15 Naar al deze woorden, en naar dit ganse gezicht, alzo sprak Nathan tot David.
16 Toen kwam de koning David in, en bleef voor het aangezicht des HEEREN, en hij zeide: Wie ben ik, HEERE God, en wat is mijn huis, dat Gij mij tot hiertoe gebracht hebt?
17 En dit is klein in Uw ogen geweest, o God! daarom hebt Gij van het huis Uws knechts tot van verre heen gesproken, en Gij hebt mij naar menselijke wijze voorzien met deze verhoging, o HEERE God!
18 Wat zal David meer bij U daartoe voegen, vanwege de eer aan Uw knecht? Doch Gij kent Uw knecht wel.
19 HEERE, om Uws knechts wil, en naar Uw hart, hebt Gij al deze grote dingen gedaan, om al deze grote dingen bekend te maken.
20 HEERE, er is niemand gelijk Gij, en er is geen God behalve Gij, naar alles, wat wij met onze oren gehoord hebben.

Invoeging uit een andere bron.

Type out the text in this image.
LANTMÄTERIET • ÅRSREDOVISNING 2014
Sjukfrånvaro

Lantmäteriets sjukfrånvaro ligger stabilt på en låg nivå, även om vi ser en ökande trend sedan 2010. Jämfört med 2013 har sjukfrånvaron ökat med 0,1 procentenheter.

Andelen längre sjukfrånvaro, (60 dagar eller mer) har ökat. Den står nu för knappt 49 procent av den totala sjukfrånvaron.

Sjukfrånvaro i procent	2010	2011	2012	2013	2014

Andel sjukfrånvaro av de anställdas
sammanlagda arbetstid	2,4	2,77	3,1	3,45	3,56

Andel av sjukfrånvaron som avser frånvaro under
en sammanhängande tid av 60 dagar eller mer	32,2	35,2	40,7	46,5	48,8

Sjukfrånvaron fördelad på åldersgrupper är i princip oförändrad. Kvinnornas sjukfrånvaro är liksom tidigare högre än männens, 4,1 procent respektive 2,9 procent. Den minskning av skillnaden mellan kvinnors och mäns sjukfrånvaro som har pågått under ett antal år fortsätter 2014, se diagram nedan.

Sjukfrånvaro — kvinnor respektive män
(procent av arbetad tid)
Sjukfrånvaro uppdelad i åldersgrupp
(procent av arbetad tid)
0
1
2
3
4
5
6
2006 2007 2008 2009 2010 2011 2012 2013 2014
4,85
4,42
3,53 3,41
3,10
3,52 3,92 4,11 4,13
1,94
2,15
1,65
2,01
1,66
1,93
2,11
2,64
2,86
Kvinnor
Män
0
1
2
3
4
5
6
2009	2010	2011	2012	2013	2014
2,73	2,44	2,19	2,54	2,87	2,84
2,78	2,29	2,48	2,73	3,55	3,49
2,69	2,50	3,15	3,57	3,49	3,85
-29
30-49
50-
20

21 En wie is als Uw volk Israel, een enig volk op de aarde, hetwelk God heengegaan is Zich tot een volk te verlossen, dat Gij U een Naam maaktet van grote en verschrikkelijke dingen, met de heidenen uit te stoten van het aangezicht Uws volks, hetwelk Gij uit Egypte verlost hebt?